5 Things You Didn’t Know about PLAYING THE GAME

A funding round for ZEN from an undisclosed Chinese investor fell through at the last minute in 2018, as per a source with knowledge of events. Deep in financial trouble, ZEN had to downsize its business. It exited several of its eight Southeast Asian markets and executed brutal layoffs

ZEN has since stayed focussed on the Philippines. The company offers guarantees selectively, and most of its properties are fully leased, giving it better control of the margins, said co-founder Boublil. Its SaaS product—alongside a revenue management service—helps hotel owners manage inventory and distribute rooms online without giving up their own brand. As a result, they don’t have to spend on sprucing up their property to join a franchise chain.

Been there, done that

Been there, done that

The SaaS product enjoys a “special distribution” arrangement with online travel agent (OTA) Booking.com, which backs Yanolja, said Boublil. He added that the SaaS business has continued generating revenue during the Covid-19 crisis, but declined to divulge any figures.

But ZUZU offered the SaaS-plus-service model first. The model made sense as people no longer cared about the brand in the mid-to-budget segment thanks to OTAs, which provide crucial information like customer reviews.

Today, ZUZU has more than 2,000 hotels as clients, to which the startup has delivered an average 40% increase in online revenue, claimed co-founder Vikram Malhi. We could not independently verify the claim. ZUZU earns mainly by taking a cut of the revenue, which is why its business has been affected by the crisis.
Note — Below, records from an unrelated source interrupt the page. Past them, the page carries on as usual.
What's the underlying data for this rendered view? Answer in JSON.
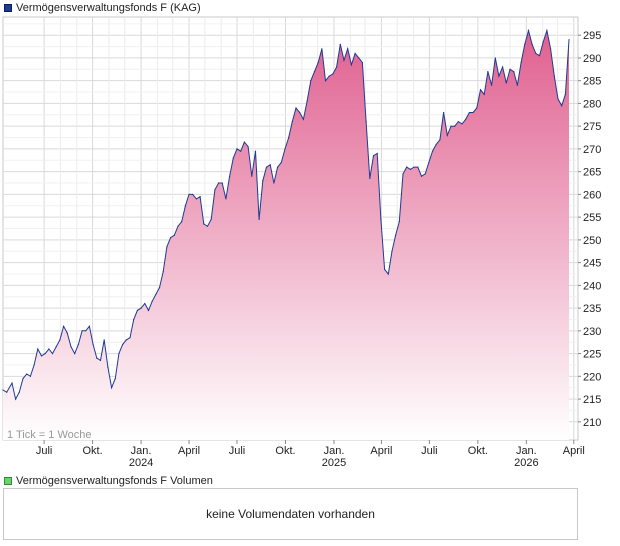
{
  "price_legend": "Vermögensverwaltungsfonds F (KAG)",
  "volume_legend": "Vermögensverwaltungsfonds F Volumen",
  "volume_message": "keine Volumendaten vorhanden",
  "tick_note": "1 Tick = 1 Woche",
  "colors": {
    "line": "#1f3a93",
    "fill_top": "#e0608f",
    "fill_bottom": "#ffffff",
    "grid": "#d9d9d9",
    "border": "#c8c8c8"
  },
  "chart_data": {
    "type": "area",
    "title": "Vermögensverwaltungsfonds F (KAG)",
    "ylim": [
      206,
      299
    ],
    "grid": true,
    "y_ticks": [
      210,
      215,
      220,
      225,
      230,
      235,
      240,
      245,
      250,
      255,
      260,
      265,
      270,
      275,
      280,
      285,
      290,
      295
    ],
    "x_tick_labels": [
      {
        "label": "Juli",
        "year": "",
        "date": "2023-07-01"
      },
      {
        "label": "Okt.",
        "year": "",
        "date": "2023-10-01"
      },
      {
        "label": "Jan.",
        "year": "2024",
        "date": "2024-01-01"
      },
      {
        "label": "April",
        "year": "",
        "date": "2024-04-01"
      },
      {
        "label": "Juli",
        "year": "",
        "date": "2024-07-01"
      },
      {
        "label": "Okt.",
        "year": "",
        "date": "2024-10-01"
      },
      {
        "label": "Jan.",
        "year": "2025",
        "date": "2025-01-01"
      },
      {
        "label": "April",
        "year": "",
        "date": "2025-04-01"
      },
      {
        "label": "Juli",
        "year": "",
        "date": "2025-07-01"
      },
      {
        "label": "Okt.",
        "year": "",
        "date": "2025-10-01"
      },
      {
        "label": "Jan.",
        "year": "2026",
        "date": "2026-01-01"
      },
      {
        "label": "April",
        "year": "",
        "date": "2026-04-01"
      }
    ],
    "series": [
      {
        "points": [
          [
            "2023-04-14",
            217
          ],
          [
            "2023-04-21",
            216.5
          ],
          [
            "2023-05-01",
            218.5
          ],
          [
            "2023-05-08",
            215
          ],
          [
            "2023-05-15",
            216.5
          ],
          [
            "2023-05-22",
            219.5
          ],
          [
            "2023-05-29",
            220.5
          ],
          [
            "2023-06-05",
            220
          ],
          [
            "2023-06-12",
            222.5
          ],
          [
            "2023-06-19",
            226
          ],
          [
            "2023-06-26",
            224.5
          ],
          [
            "2023-07-03",
            225
          ],
          [
            "2023-07-10",
            226
          ],
          [
            "2023-07-17",
            225
          ],
          [
            "2023-07-24",
            226.5
          ],
          [
            "2023-07-31",
            228
          ],
          [
            "2023-08-07",
            231
          ],
          [
            "2023-08-14",
            229.5
          ],
          [
            "2023-08-21",
            226.5
          ],
          [
            "2023-08-28",
            225
          ],
          [
            "2023-09-04",
            227
          ],
          [
            "2023-09-11",
            230
          ],
          [
            "2023-09-18",
            230
          ],
          [
            "2023-09-25",
            231
          ],
          [
            "2023-10-02",
            227
          ],
          [
            "2023-10-09",
            224
          ],
          [
            "2023-10-16",
            223.5
          ],
          [
            "2023-10-23",
            228
          ],
          [
            "2023-10-30",
            222
          ],
          [
            "2023-11-06",
            217.5
          ],
          [
            "2023-11-13",
            219.5
          ],
          [
            "2023-11-20",
            225
          ],
          [
            "2023-11-27",
            227
          ],
          [
            "2023-12-04",
            228
          ],
          [
            "2023-12-11",
            228.5
          ],
          [
            "2023-12-18",
            232.5
          ],
          [
            "2023-12-25",
            234.5
          ],
          [
            "2024-01-01",
            235
          ],
          [
            "2024-01-08",
            236
          ],
          [
            "2024-01-15",
            234.5
          ],
          [
            "2024-01-22",
            236.5
          ],
          [
            "2024-01-29",
            238
          ],
          [
            "2024-02-05",
            239.5
          ],
          [
            "2024-02-12",
            243
          ],
          [
            "2024-02-19",
            248.5
          ],
          [
            "2024-02-26",
            250.5
          ],
          [
            "2024-03-04",
            251
          ],
          [
            "2024-03-11",
            253
          ],
          [
            "2024-03-18",
            254
          ],
          [
            "2024-03-25",
            257.5
          ],
          [
            "2024-04-01",
            260
          ],
          [
            "2024-04-08",
            260
          ],
          [
            "2024-04-15",
            259
          ],
          [
            "2024-04-22",
            259.5
          ],
          [
            "2024-04-29",
            253.5
          ],
          [
            "2024-05-06",
            253
          ],
          [
            "2024-05-13",
            254.5
          ],
          [
            "2024-05-20",
            261
          ],
          [
            "2024-05-27",
            262.5
          ],
          [
            "2024-06-03",
            262.5
          ],
          [
            "2024-06-10",
            259
          ],
          [
            "2024-06-17",
            264
          ],
          [
            "2024-06-24",
            268
          ],
          [
            "2024-07-01",
            270
          ],
          [
            "2024-07-08",
            269.5
          ],
          [
            "2024-07-15",
            271.5
          ],
          [
            "2024-07-22",
            270.5
          ],
          [
            "2024-07-29",
            264
          ],
          [
            "2024-08-05",
            269.5
          ],
          [
            "2024-08-12",
            254.5
          ],
          [
            "2024-08-19",
            263
          ],
          [
            "2024-08-26",
            266
          ],
          [
            "2024-09-02",
            266.5
          ],
          [
            "2024-09-09",
            262.5
          ],
          [
            "2024-09-16",
            266
          ],
          [
            "2024-09-23",
            267
          ],
          [
            "2024-09-30",
            270
          ],
          [
            "2024-10-07",
            272.5
          ],
          [
            "2024-10-14",
            276
          ],
          [
            "2024-10-21",
            279
          ],
          [
            "2024-10-28",
            278
          ],
          [
            "2024-11-04",
            276.5
          ],
          [
            "2024-11-11",
            280.5
          ],
          [
            "2024-11-18",
            285
          ],
          [
            "2024-11-25",
            287
          ],
          [
            "2024-12-02",
            289
          ],
          [
            "2024-12-09",
            292
          ],
          [
            "2024-12-16",
            285
          ],
          [
            "2024-12-23",
            286
          ],
          [
            "2024-12-30",
            286.5
          ],
          [
            "2025-01-06",
            288
          ],
          [
            "2025-01-13",
            293
          ],
          [
            "2025-01-20",
            289.5
          ],
          [
            "2025-01-27",
            292
          ],
          [
            "2025-02-03",
            288.5
          ],
          [
            "2025-02-10",
            291
          ],
          [
            "2025-02-17",
            290
          ],
          [
            "2025-02-24",
            289
          ],
          [
            "2025-03-03",
            276
          ],
          [
            "2025-03-10",
            263.5
          ],
          [
            "2025-03-17",
            268.5
          ],
          [
            "2025-03-24",
            269
          ],
          [
            "2025-03-31",
            254.5
          ],
          [
            "2025-04-07",
            243.5
          ],
          [
            "2025-04-14",
            242.5
          ],
          [
            "2025-04-21",
            247.5
          ],
          [
            "2025-04-28",
            251
          ],
          [
            "2025-05-05",
            254
          ],
          [
            "2025-05-12",
            264.5
          ],
          [
            "2025-05-19",
            266
          ],
          [
            "2025-05-26",
            265.5
          ],
          [
            "2025-06-02",
            266
          ],
          [
            "2025-06-09",
            266
          ],
          [
            "2025-06-16",
            264
          ],
          [
            "2025-06-23",
            264.5
          ],
          [
            "2025-06-30",
            267
          ],
          [
            "2025-07-07",
            269.5
          ],
          [
            "2025-07-14",
            271
          ],
          [
            "2025-07-21",
            272
          ],
          [
            "2025-07-28",
            278
          ],
          [
            "2025-08-04",
            273
          ],
          [
            "2025-08-11",
            275
          ],
          [
            "2025-08-18",
            275
          ],
          [
            "2025-08-25",
            276
          ],
          [
            "2025-09-01",
            275.5
          ],
          [
            "2025-09-08",
            276.5
          ],
          [
            "2025-09-15",
            278
          ],
          [
            "2025-09-22",
            278
          ],
          [
            "2025-09-29",
            279
          ],
          [
            "2025-10-06",
            283
          ],
          [
            "2025-10-13",
            282
          ],
          [
            "2025-10-20",
            287
          ],
          [
            "2025-10-27",
            284
          ],
          [
            "2025-11-03",
            290
          ],
          [
            "2025-11-10",
            286
          ],
          [
            "2025-11-17",
            288
          ],
          [
            "2025-11-24",
            284.5
          ],
          [
            "2025-12-01",
            287.5
          ],
          [
            "2025-12-08",
            287
          ],
          [
            "2025-12-15",
            284
          ],
          [
            "2025-12-22",
            289
          ],
          [
            "2025-12-29",
            293
          ],
          [
            "2026-01-05",
            296
          ],
          [
            "2026-01-12",
            293
          ],
          [
            "2026-01-19",
            291
          ],
          [
            "2026-01-26",
            290.5
          ],
          [
            "2026-02-02",
            293.5
          ],
          [
            "2026-02-09",
            296
          ],
          [
            "2026-02-16",
            292
          ],
          [
            "2026-02-23",
            286
          ],
          [
            "2026-03-02",
            281
          ],
          [
            "2026-03-09",
            279.5
          ],
          [
            "2026-03-16",
            282
          ],
          [
            "2026-03-23",
            294
          ]
        ]
      }
    ]
  }
}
But because it doesn’t need to hire people to manage properties nor spend on minimum guarantees, “we were profitable on a unit basis [before the crisis],” he said.

Unlike ZUZU, ZEN may find it harder to scale its SaaS business because of conflict-of-interest concerns. “If I’m an independent hotel owner, how can I be sure that ZEN is not prioritising its properties over mine?” said an investor who asked to remain anonymous to avoid upsetting any of the players in the space.

Finding ways to cope

It appears that investors were right to worry about whether the OYO model, while scalable, was sustainable.

With revenue on a downhill slide, hotel chains, mainly OYO and RedDoorz, have been compelled to restructure their contracts with franchised hotels. They’ve pulled the plug on guarantees, claiming force majeure. Both have switched those contracts to pure revenue-sharing. “Everything we have implemented has been done as per our contract terms and in full accordance with the hotel partners’ support,” said RedDoorz’s Saberwal.

For wholly-leased properties, companies had to make concessions with hoteliers, getting them to waive rent, agree on a discount or defer payment due dates.

ZEN’s exposure to minimum guarantees was little, claimed Boublil. Landlords of half of its fully leased properties in primary market Philippines, as well as Singapore agreed to negotiated terms. The other half enjoyed high occupancy rates—when borders closed, Singapore had to play host to a large number of its stranded Malaysian workers. In the Philippines, a ban on all public transportation meant accommodation for workers near offices.